A woman is silhouetted as she stands outside her hut near the bank of Yangon River March 18, 2012. © 2016 Reuters

When the Burmese government meets this week with an international women’s rights treaty committee, it should make clear how it is going to stop this type of discrimination. This should include how it will protect women’s rights and ensure that women’s voices are central to peace efforts with ethnic armed groups and to Burma’s political life.

Burma, which ratified  the Convention on the Elimination of All Forms of Discrimination against Women (CEDAW) in 1997, is obligated to uphold women’s rights, and provide accountability when these rights are violated. This includes when sexual violence is committed during conflict and when women are prevented from participating in politics. Under the treaty, national governments – including Burma’s new government led by Aung San Suu Kyi’s National League for Democracy – should take specific measures to ensure “women’s meaningful participation in processes relating to the prevention, management and resolution of conflicts.”

Burmese women are not peripheral to the decades of conflict from which this country is slowly emerging. They have fought in ethnic armed groups, have mobilized for peace, have been imprisoned for their politics, and have been targeted for sexual violence for decades.

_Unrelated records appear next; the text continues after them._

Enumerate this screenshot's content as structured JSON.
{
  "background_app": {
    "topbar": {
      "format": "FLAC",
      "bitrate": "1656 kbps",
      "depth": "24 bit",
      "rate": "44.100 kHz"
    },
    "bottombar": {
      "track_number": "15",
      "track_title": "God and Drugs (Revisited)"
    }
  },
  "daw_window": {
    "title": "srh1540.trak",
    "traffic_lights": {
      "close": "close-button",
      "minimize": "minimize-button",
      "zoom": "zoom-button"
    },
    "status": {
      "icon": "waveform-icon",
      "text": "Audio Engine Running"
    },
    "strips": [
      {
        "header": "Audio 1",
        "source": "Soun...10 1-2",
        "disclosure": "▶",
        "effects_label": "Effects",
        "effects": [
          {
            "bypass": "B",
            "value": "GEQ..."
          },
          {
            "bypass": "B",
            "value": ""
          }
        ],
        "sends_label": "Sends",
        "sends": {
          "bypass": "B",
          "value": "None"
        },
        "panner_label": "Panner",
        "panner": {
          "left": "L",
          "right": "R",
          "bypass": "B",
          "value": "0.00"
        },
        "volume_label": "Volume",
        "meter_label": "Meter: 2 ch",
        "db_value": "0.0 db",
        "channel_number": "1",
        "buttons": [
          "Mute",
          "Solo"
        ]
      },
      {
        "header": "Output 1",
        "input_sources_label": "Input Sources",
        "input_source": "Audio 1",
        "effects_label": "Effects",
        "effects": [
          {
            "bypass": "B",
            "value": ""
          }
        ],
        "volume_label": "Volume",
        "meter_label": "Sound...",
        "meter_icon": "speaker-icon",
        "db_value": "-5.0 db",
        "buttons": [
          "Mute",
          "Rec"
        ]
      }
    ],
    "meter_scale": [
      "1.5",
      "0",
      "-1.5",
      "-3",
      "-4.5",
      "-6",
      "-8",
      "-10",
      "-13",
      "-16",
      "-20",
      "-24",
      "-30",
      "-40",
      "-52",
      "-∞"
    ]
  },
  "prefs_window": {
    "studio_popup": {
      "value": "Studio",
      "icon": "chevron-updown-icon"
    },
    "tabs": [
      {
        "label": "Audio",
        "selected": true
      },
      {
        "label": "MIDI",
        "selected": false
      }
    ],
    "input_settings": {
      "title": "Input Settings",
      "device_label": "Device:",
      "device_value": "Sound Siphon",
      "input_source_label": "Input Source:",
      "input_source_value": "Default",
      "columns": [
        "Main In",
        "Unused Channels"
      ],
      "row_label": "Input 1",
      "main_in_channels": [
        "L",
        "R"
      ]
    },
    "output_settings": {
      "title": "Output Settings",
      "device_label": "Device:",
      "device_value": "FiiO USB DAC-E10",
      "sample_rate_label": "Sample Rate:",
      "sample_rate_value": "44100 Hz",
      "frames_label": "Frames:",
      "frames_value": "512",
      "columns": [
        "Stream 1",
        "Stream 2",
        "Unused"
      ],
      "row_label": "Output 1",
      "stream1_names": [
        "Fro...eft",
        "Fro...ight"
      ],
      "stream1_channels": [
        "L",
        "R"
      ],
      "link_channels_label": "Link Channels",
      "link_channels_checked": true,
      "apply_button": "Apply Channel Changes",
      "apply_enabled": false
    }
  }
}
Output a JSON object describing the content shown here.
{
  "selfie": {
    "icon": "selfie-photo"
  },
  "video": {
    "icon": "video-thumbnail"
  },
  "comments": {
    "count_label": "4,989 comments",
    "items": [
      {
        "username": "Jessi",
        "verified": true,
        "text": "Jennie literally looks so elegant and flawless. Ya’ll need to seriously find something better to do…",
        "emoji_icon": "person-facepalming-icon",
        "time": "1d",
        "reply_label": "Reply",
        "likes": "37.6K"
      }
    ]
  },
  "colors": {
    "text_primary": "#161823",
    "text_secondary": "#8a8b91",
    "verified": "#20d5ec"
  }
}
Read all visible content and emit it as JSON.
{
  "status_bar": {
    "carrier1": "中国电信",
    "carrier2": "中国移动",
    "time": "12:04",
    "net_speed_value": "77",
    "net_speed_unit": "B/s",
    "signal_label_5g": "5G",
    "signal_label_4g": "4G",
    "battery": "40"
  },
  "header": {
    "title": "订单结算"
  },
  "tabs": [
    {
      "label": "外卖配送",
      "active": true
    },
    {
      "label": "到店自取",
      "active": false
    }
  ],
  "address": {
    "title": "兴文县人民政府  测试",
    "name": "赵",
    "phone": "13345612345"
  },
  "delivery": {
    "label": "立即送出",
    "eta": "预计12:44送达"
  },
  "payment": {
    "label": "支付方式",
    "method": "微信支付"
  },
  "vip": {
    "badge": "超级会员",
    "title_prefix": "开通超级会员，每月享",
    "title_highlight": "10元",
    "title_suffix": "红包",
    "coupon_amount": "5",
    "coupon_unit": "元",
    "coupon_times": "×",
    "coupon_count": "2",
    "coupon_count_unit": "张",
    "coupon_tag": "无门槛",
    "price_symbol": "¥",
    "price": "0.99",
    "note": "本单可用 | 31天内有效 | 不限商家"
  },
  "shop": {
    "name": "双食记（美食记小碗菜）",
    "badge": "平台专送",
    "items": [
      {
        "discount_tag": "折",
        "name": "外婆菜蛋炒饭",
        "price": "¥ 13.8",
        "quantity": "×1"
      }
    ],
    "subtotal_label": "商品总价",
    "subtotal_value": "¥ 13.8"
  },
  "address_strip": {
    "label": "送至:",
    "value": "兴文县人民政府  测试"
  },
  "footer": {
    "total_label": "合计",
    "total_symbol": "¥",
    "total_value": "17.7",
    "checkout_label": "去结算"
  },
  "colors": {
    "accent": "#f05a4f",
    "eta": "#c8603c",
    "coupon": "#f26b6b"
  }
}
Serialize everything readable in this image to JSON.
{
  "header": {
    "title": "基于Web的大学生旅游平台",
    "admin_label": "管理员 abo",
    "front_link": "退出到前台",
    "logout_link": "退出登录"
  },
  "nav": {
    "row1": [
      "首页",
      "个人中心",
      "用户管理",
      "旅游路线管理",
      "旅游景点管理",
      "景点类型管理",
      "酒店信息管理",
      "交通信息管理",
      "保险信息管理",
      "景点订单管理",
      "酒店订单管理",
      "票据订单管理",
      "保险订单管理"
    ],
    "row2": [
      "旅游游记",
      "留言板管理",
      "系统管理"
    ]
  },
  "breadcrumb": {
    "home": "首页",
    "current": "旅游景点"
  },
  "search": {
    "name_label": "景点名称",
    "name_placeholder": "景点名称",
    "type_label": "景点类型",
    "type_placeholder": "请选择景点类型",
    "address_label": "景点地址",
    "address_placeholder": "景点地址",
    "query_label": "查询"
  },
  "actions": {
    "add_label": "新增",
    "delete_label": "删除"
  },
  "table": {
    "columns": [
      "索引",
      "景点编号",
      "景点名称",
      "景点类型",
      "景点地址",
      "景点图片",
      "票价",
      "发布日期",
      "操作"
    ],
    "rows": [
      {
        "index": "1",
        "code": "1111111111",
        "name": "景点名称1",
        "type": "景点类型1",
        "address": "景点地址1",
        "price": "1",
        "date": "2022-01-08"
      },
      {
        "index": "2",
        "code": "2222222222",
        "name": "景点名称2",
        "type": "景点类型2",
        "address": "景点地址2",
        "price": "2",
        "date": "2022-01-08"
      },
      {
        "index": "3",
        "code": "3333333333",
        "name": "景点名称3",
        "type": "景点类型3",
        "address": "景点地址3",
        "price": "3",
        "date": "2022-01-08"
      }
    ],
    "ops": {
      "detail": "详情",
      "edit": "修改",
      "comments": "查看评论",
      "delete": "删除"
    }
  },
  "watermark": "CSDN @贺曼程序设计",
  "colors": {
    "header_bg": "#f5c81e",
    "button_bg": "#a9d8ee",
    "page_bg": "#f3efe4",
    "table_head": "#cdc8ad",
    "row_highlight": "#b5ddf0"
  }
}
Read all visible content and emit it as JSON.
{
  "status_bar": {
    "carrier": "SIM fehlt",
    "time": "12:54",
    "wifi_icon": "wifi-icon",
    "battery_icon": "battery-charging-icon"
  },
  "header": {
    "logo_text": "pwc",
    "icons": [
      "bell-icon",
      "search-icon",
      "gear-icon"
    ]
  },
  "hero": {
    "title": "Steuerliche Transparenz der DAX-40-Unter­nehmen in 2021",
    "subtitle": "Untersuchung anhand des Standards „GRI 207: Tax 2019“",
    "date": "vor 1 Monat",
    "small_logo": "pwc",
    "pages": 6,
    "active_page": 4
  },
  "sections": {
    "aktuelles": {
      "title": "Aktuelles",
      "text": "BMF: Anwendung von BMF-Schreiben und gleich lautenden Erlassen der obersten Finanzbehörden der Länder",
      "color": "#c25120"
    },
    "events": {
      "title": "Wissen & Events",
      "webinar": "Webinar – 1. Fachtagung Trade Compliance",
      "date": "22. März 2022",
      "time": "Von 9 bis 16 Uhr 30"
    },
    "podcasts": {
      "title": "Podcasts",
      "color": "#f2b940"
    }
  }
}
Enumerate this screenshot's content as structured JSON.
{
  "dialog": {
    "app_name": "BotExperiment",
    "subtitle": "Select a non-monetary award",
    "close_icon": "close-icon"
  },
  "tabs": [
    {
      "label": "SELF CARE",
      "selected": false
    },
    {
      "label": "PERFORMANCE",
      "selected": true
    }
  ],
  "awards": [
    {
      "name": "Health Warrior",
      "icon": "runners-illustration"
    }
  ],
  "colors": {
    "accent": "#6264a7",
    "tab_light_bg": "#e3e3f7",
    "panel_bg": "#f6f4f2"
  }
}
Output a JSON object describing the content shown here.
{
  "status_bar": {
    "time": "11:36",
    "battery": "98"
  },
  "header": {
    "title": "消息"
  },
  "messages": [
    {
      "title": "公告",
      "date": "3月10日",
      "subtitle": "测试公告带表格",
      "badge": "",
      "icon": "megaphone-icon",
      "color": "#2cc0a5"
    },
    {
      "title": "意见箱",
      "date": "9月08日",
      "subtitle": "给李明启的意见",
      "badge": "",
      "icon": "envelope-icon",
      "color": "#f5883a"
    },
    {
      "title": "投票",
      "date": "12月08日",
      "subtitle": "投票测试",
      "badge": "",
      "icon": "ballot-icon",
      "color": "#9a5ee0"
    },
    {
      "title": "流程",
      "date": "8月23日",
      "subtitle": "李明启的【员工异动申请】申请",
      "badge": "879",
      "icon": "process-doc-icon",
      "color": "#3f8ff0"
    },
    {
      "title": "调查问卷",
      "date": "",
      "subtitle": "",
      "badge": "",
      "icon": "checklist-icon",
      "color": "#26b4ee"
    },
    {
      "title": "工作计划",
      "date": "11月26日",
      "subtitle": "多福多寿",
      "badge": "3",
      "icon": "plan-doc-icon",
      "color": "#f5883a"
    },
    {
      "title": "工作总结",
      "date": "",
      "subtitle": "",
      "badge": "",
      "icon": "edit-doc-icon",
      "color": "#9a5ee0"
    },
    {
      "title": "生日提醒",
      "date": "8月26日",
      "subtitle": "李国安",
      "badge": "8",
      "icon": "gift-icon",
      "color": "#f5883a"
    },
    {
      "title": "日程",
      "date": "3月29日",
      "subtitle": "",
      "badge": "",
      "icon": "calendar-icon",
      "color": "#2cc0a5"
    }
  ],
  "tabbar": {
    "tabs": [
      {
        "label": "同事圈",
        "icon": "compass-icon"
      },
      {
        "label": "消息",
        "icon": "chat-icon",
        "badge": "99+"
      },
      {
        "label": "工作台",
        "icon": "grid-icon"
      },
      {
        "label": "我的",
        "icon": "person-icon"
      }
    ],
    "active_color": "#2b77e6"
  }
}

Abuses against women continue in conflict zones, especially Kachin and Shan States.

Although Burma’s political transition should allow more space for women’s participation in public life, to date the new government has not made much progress. Indeed, a new committee appointed by the government in June to oversee the peace process, the National Reconciliation and Peace Centre, has no women – despite the government pledging 30 percent representation in peace talks. This follows an unfortunate trend: Since 2012, women have been under-represented in Burma’s peace efforts, and on most peace process committees and bodies of both government and ethnic armed groups, women have been completely excluded. In only one case has women’s participation approached being significant rather than token, when two women participated on the 14-member Senior Delegation, the ceasefire negotiation team for the ethnic armed groups.

Burmese women are fighting for their voices to be heard. Will the Burmese government, and the leaders of the Burmese military and ethnic armed groups, listen to what they have to say?